Sen. Nelson also noted that in unrelated cases involving company wrongdoing Boeing and Goldman Sachs had voluntarily agreed not to deduct such things as legal expenses. Sen. Nelson said at the hearing that “ should consider changing the law to follow the example set by Boeing and Goldman Sachs.”
Boeing agreed to pay a $615 million fine to the U.S. government in 2006 to end a three-year federal investigation into its Pentagon contracting scandals.
The fine was the largest financial penalty ever slapped on a military contractor.
The Department of Justice had alleged that Boeing illegally obtained thousands of pages of confidential and proprietary documents from corporate rival Lockheed Martin Corp. to help it win Defense Department contracts to make rockets and other things. Justice had also alleged that Boeing illegally recruited a top Air Force procurement officer while she was simultaneously sanctioning contracts worth billions of dollars to Boeing.

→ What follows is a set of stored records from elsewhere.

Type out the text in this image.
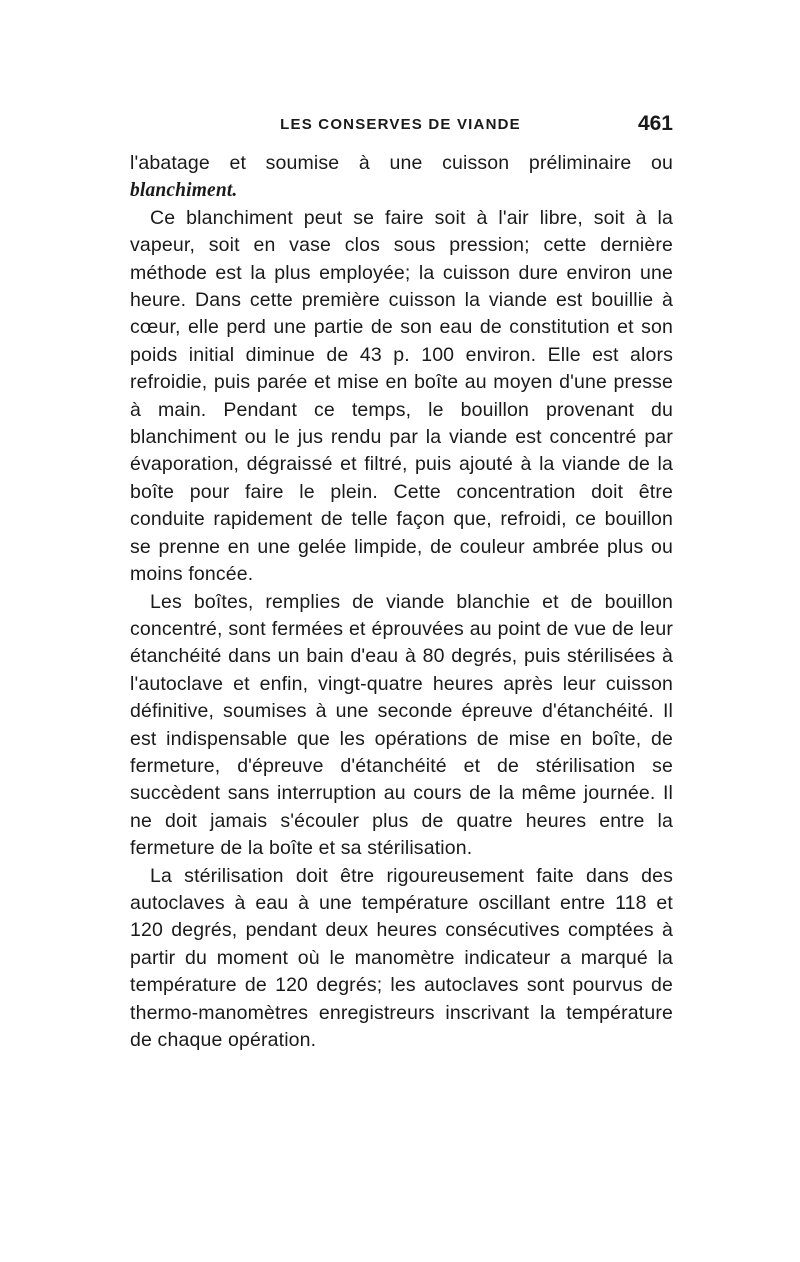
LES CONSERVES DE VIANDE	461

l'abatage et soumise à une cuisson préliminaire ou blanchiment.

Ce blanchiment peut se faire soit à l'air libre, soit à la vapeur, soit en vase clos sous pression; cette dernière méthode est la plus employée; la cuisson dure environ une heure. Dans cette première cuisson la viande est bouillie à cœur, elle perd une partie de son eau de constitution et son poids initial diminue de 43 p. 100 environ. Elle est alors refroidie, puis parée et mise en boîte au moyen d'une presse à main. Pendant ce temps, le bouillon provenant du blanchiment ou le jus rendu par la viande est concentré par évaporation, dégraissé et filtré, puis ajouté à la viande de la boîte pour faire le plein. Cette concentration doit être conduite rapidement de telle façon que, refroidi, ce bouillon se prenne en une gelée limpide, de couleur ambrée plus ou moins foncée.

Les boîtes, remplies de viande blanchie et de bouillon concentré, sont fermées et éprouvées au point de vue de leur étanchéité dans un bain d'eau à 80 degrés, puis stérilisées à l'autoclave et enfin, vingt-quatre heures après leur cuisson définitive, soumises à une seconde épreuve d'étanchéité. Il est indispensable que les opérations de mise en boîte, de fermeture, d'épreuve d'étanchéité et de stérilisation se succèdent sans interruption au cours de la même journée. Il ne doit jamais s'écouler plus de quatre heures entre la fermeture de la boîte et sa stérilisation.

La stérilisation doit être rigoureusement faite dans des autoclaves à eau à une température oscillant entre 118 et 120 degrés, pendant deux heures consécutives comptées à partir du moment où le manomètre indicateur a marqué la température de 120 degrés; les autoclaves sont pourvus de thermo-manomètres enregistreurs inscrivant la température de chaque opération.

And last year, Goldman Sachs agreed to pay $550 million to settle a civil suit filed against it by the Securities and Exchange Commission which alleged that the Wall Street investment bank had misled investors in touting subprime mortgage investments, while not disclosing it let John Paulson, a hedge fund manager, pick the assets for the same security which Paulson planned to bet against, or "short."
The fine was the largest in the history of the SEC, and came within a day of Congressional passage of the Dodd-Frank financial regulatory overhaul bill.